Eggshells, Membranes and Chromosomes

Genome-wide screens identified many genes that gave rise to similar phenotypes. A particularly strange observation was that numerous cell cycle regulators caused eggshell defects when knocked out in C. elegans. The eggshell was considered to be the ultimate non-specific phenotype because everything from ribosome subunits to cell cycle genes gave rise to defects in its formation, suggesting that a sick cell can’t properly make an eggshell. Motivated to eliminate this artifact to study the function of cell cycle genes in the embryo, we discovered that the eggshell is formed in part by cargo delivered outside the egg by cortical granule exocytosis. Cortical granule exocytosis is observed in oocytes of many species and is required to modify the covering of oocytes to prevent polyspermy.

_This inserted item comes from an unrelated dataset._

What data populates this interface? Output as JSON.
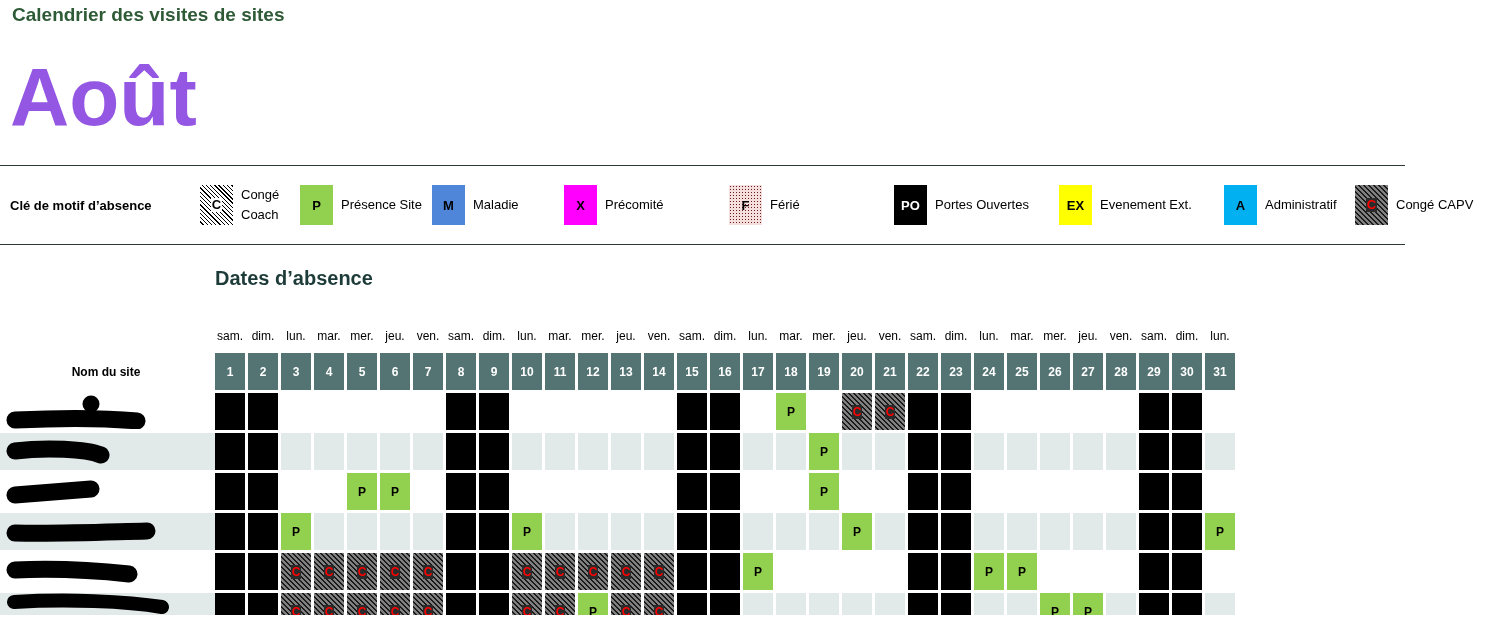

A number of core cell cycle regulators disrupt eggshell formation by causing defects in cortical granule biogenesis, trafficking and exocytosis. The exocytosis of these vesicles occurs during mid-anaphase, after chromosomes initiate their polward journey. Several key regulators of the metaphase to anaphase transition such as the Anaphase Promoting Complex/ Cyclosome, Securin and Separase all disrupt cortical granule trafficking. This pathway is key to chromosome segregation by ensuring that Separase, a large protease, becomes active only at the onset of anaphase when it cleaves the cohesin glue holding sister chromatids together. Unexpectedly, separase also localizes to cortical granules and is required for exocytosis during anaphase. This same pathway operates during mitosis to control RAB-11 vesicle trafficking required for cytokinesis. These observations form the basis for our NIH R01 funded research project seeking to understand how the core cell cycle machinery coordinates chromosome segregation with membrane trafficking during division. We have three main areas of investigation on this problem:

Cortical granules in oocyte arrested in Prophase I

Cortical granules in oocyte arrested in Prophase I

Cortical granules and endoplasmic reticulum in Prometaphase I fertilized oocyte

Cortical granules and endoplasmic reticulum in Prometaphase I fertilized oocyte

Cortical granules and endoplasmic reticulum in Anaphase I fertilized oocyte

Cortical granules and endoplasmic reticulum in Anaphase I fertilized oocyte

 

Investigating the Role of the Protease Activity of Separase

We have sought to understand how separase promotes exocytosis by first asking whether the protease activity is required. On the surface, this is an obvious question. However, in addition to cleaving substrates, separase also regulates signaling pathways that control cytokinesis independently of the protease activity in other systems. To test this, we expressed protease dead separase fused to GFP and unexpectedly found that it is dominant negative. Our results indicate that protease dead separase is a substrate trapping enzyme that interferes with cleavage of endogenous substrates and indicates that separase has a substrate independent of cohesin that it must cleave in order to promote exocytosis. This sets the stage for the next phase of the project to identify the relevant substrates of separase using immunoprecipitation of the substrate trapping enzyme. We are collaborating with John Yates at Scripps to identify candidate interacting proteins. Despite the fundamental importance of separase, few substrates are known, therefore, identification of novel substrates would have a significant impact.

 

Genetic Screening for Separase Suppressors

            In order to identify new players that are involved in separase regulation and function, we conducted a suppressor screen with our hypomorphic mutants, hoping to identify vesicle trafficking machinery related to separase function. We found 11 intragenic suppressors within the N-terminal domain of separase that may provide new insight into the function of this regulatory region. We also identified numerous alleles of PPH-5, a previously identified suppressor, and an allele of HSP-90 that has a mutation near the C-terminal domain that is known to bind and activate PPH-5. These results suggest that the PPH-5/HSP-90 signaling complex might be important for regulating separase function. Finally, we found at least four unknown suppressors and are using genome wide sequencing to identify them. In the future we will continue our genetic analysis of separase and expect to generate important insights into the regulation and function of this key cell cycle regulator.

 
Structure of N-terminal separase domain showing C450 mutant site and the residues affected by intragenic suppressor mutations.

Structure of N-terminal separase domain showing C450 mutant site and the residues affected by intragenic suppressor mutations.

 
Hypothesized regulatory pathway controlling separase function.

Hypothesized regulatory pathway controlling separase function.

 

Investigating Cell Cycle Regulation of Separase

Separase is a central component in the regulatory network that governs the metaphase to anaphase transition. We have begun investigating how this pathway regulates the function of separase during exocytosis. A number of players in this pathway regulate several aspects of vesicle trafficking and also affect separase localization. This project will provide insight into how key regulatory components of the cell cycle control SEP-1 localization and activity to promote timely exocytosis. These results will also expand the number of metaphase to anaphase transition regulators involved in regulating membrane trafficking to ensure disparate cellular functions are coordinated during cell division.